Rent a Friend, a database of people who can be hired "to hang out with, go to a movie or restaurant with", or be "someone to show you around an unfamiliar town", is beginning to spread from the US and Japan to the UK. It’s a strictly platonic site in the words of the owner, Scott Rosenbaum. And aren’t I glad.
My friend appears to be sweating nervously from across the table. It feels like a blind date gone horribly wrong, or like you’ve been forced to work with that boy in school who unknowingly has a line of constant drool dripping out of his train-tracked mouth. But then I remember that I am being paid, and for a while it makes me feel even worse. Surely this guy has a real friend to rant about his ex-wife to, right?
The conversation is awkward and fragmented much of the time. I would listen, like a good friend should, but he’s clearly not a talker. Perhaps behind his screen when he signed up he thought it was a good idea, but now sitting across from me it seems that we are both regretting it.
Maybe the problem was coffee.
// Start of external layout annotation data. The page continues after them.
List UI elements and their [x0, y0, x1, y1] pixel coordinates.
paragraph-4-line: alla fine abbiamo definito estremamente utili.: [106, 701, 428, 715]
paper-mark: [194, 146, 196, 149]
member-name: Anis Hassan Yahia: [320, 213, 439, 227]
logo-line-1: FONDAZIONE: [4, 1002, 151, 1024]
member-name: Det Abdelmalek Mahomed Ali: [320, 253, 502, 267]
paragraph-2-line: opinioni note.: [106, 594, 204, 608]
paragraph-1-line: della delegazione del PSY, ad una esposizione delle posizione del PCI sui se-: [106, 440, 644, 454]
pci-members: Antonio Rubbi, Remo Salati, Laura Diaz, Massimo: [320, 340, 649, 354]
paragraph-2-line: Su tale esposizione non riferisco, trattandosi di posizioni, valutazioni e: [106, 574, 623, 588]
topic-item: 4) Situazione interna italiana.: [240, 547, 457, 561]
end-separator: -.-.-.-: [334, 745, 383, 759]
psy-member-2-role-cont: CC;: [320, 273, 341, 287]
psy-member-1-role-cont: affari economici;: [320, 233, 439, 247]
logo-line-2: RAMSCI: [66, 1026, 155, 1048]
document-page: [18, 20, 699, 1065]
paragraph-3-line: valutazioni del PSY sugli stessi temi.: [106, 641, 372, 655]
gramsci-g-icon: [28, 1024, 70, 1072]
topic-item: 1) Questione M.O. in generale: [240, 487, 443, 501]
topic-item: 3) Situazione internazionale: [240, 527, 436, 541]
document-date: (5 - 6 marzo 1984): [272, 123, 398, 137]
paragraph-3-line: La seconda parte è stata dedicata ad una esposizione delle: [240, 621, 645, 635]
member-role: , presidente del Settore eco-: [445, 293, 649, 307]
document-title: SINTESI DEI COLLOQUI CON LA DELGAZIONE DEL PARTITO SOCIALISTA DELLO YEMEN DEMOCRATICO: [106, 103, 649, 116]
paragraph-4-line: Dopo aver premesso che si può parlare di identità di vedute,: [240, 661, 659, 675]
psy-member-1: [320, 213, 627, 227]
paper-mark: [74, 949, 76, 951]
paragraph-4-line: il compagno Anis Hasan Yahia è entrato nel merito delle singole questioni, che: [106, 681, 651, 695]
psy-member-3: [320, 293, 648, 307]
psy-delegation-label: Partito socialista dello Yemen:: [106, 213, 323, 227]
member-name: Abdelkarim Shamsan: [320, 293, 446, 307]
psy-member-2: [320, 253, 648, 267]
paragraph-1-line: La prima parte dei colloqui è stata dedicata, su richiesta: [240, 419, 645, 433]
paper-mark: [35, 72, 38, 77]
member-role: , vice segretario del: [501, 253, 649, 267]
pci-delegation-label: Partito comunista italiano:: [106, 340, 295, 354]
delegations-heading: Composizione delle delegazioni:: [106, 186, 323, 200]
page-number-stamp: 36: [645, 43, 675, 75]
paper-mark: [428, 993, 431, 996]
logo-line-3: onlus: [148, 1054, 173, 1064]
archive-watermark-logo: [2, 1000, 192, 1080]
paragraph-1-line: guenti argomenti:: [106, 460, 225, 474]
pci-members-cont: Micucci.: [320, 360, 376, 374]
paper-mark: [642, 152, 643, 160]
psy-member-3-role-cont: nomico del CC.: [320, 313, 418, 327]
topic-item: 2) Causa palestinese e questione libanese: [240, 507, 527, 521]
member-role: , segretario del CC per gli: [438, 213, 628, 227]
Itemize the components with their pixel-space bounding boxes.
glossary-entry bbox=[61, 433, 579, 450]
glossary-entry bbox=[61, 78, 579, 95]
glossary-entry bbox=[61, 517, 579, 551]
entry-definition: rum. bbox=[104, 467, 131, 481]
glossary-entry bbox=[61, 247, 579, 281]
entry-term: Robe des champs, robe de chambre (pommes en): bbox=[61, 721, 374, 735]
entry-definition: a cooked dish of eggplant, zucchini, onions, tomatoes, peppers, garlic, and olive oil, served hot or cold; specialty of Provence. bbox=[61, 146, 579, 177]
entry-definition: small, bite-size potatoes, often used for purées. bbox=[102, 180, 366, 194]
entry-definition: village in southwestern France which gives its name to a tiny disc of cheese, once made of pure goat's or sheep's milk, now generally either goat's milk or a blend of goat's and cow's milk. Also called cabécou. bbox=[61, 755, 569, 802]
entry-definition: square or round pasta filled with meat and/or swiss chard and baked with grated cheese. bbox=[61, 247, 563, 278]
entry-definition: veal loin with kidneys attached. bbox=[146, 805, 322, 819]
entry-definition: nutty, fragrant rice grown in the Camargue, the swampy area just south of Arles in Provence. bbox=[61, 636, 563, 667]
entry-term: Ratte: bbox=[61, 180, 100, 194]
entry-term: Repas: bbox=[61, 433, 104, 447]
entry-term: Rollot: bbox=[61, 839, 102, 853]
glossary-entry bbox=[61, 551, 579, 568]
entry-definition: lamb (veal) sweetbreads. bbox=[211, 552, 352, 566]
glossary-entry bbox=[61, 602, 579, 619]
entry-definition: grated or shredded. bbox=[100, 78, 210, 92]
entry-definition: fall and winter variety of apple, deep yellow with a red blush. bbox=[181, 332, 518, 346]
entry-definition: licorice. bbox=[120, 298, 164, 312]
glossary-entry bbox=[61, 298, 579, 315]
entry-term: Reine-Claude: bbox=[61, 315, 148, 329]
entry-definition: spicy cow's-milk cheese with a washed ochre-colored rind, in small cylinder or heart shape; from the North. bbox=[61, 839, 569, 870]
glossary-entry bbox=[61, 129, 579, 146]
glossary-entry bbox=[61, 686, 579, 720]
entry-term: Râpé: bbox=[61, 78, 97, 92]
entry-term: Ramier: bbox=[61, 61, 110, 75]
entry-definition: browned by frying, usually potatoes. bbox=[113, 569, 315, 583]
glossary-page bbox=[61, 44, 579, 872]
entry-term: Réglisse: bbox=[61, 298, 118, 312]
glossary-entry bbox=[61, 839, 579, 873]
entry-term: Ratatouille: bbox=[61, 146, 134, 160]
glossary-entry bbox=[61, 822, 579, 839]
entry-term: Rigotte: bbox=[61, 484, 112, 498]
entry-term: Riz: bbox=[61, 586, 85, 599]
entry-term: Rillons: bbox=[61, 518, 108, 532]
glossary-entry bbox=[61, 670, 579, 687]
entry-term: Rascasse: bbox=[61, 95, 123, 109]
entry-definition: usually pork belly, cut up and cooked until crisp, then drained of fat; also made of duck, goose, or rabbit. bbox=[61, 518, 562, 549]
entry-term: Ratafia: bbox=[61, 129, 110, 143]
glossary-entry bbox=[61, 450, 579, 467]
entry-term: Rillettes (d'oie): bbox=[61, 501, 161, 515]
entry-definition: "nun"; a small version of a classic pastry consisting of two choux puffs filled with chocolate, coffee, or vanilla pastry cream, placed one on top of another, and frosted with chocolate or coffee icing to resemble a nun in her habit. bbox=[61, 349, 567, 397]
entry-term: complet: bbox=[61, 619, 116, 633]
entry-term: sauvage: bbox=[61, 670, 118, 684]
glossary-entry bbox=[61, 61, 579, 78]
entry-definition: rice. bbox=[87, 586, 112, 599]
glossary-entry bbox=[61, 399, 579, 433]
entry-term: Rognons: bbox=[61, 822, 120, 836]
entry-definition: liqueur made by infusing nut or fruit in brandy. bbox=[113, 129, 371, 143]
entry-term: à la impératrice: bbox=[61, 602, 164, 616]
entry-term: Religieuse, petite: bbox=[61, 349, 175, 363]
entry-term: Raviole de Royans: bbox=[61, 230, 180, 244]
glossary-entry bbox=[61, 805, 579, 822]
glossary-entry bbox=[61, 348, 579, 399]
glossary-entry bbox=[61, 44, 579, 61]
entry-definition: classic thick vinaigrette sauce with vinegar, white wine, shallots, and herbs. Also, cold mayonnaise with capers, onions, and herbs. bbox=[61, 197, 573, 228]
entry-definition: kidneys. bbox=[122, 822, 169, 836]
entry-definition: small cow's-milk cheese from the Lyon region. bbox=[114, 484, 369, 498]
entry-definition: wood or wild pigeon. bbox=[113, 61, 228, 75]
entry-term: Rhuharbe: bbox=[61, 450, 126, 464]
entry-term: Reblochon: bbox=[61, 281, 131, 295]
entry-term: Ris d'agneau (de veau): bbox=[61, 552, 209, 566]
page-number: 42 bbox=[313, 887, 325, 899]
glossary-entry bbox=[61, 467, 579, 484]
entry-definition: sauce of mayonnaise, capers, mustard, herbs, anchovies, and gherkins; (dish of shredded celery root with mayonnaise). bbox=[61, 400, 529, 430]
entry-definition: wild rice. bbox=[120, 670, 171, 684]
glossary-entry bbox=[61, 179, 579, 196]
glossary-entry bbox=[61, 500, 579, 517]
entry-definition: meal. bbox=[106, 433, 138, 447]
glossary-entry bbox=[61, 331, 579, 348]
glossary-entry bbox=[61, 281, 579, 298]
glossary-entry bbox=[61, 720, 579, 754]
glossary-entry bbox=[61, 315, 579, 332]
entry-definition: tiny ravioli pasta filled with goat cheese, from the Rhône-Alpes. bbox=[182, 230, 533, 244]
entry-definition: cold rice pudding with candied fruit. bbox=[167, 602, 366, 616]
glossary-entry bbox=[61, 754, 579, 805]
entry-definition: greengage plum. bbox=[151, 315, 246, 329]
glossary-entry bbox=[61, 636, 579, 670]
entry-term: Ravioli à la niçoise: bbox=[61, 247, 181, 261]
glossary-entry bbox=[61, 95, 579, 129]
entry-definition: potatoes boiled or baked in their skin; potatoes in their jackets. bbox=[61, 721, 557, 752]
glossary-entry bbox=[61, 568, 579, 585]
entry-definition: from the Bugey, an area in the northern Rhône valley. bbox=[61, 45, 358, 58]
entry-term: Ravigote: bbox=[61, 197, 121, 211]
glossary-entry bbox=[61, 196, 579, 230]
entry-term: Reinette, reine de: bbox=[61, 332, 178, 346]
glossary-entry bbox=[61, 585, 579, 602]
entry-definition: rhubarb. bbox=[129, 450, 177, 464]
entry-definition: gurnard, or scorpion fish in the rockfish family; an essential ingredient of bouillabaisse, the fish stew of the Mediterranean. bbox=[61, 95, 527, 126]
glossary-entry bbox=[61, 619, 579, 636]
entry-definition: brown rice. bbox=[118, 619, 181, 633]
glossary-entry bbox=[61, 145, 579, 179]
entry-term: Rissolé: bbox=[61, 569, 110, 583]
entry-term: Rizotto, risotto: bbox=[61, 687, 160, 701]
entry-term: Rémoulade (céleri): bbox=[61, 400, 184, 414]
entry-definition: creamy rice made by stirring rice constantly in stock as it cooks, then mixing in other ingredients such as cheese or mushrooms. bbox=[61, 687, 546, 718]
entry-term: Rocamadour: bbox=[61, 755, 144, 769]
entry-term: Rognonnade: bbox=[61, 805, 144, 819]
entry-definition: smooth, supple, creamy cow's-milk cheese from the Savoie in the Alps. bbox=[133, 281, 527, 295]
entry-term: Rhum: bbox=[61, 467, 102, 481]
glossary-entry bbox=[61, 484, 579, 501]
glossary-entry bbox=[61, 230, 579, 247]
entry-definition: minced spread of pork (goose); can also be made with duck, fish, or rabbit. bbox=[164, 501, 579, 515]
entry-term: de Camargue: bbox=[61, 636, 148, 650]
We were plunged into a situation of conversation, which neither of us were ready for on our first friend trip. Perhaps if we had instead been climbing a rock wall, or attempting martial arts, we could have laughed in our common failure. Instead, we eventually just looked at each other, nodded goodbyes, and shuffled away awkwardly into the night. I felt a pang of guilt as he moved towards the emptiness and isolation of his one-bedded flat. The guilt only increased further when I noticed my bank balance had done so too.